When I was in Primary 6, our teacher gave us a topic to write about for five minutes. Then we repeated the task – but this time, we had to use our left hand (if right-handed) or our right hand (if left-handed). Comparing my passages, I noticed that the one I’d done with my ‘wrong’ hand was better-written. Because I was writing more slowly, I only used long words when a short one didn’t suffice, and my phrasing was clear and to the point.
That was the moral my teacher had been trying to get across: if you pace yourself, you’ll make every word earn its keep. The result is a sharper composition that keeps the reader interested. That’s the first reason to take care over your handwriting. Yes, it takes more time, but that means you’ll cut out the fluff and only commit the best bits to paper. Having a filter can be useful!
The second reason is that writing things down can be a great way of remembering them, especially for visual learners – and the neater your writing, the clearer the image will be in your brain. If it’s hard to tell the difference between your ‘a’ and ‘u’, it will be difficult to remember which one to use in your spelling test!

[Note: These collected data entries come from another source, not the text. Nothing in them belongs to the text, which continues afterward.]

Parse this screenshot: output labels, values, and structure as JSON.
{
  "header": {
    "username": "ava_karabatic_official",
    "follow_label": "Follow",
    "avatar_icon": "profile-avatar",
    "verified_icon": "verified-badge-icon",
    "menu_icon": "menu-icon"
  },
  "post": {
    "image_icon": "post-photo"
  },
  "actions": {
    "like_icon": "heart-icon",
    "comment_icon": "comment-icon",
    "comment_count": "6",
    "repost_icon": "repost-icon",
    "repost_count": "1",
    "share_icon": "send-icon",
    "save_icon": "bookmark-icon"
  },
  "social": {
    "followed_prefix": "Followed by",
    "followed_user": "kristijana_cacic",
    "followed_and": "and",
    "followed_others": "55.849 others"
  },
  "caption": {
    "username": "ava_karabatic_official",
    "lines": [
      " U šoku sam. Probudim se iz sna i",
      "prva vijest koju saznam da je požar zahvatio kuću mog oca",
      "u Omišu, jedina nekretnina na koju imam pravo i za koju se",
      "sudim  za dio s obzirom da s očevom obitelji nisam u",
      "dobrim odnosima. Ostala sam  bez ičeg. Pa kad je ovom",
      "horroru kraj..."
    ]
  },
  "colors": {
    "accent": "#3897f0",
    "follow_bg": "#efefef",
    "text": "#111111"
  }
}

Thirdly, whether or not it’s fair, people will sometimes judge you by your handwriting. The same essay will often get a higher grade when written in neat cursive than in sloppy longhand. This shouldn’t happen – after all, the content is the same. However, correctors are people too, and sometimes you have to work with their very human tendency to make assumptions. Moreover, teachers can’t give you marks for something they can’t read. When I was in school, I used to hide my confusion over words like ‘effect’/‘affect’ by smudging my pen around the tricky vowels. Sometimes I got away with it, but more often I didn’t!
Finally, because good handwriting requires visual acuity and fine motor skills, it’s great practise for improving your drawing and your creativity more generally. Artists need ideas, of course, but they also need the manual technique to make them a reality. Not all artists have great handwriting (the American painter Jackson Pollock was notorious for his scrawl) but it certainly doesn’t hurt!
Writing carefully can help you to take more care over your phrasing, make more useful notes, wow the examiner with your presentation, and hone your artistic skills. It’s a skill worth cultivating!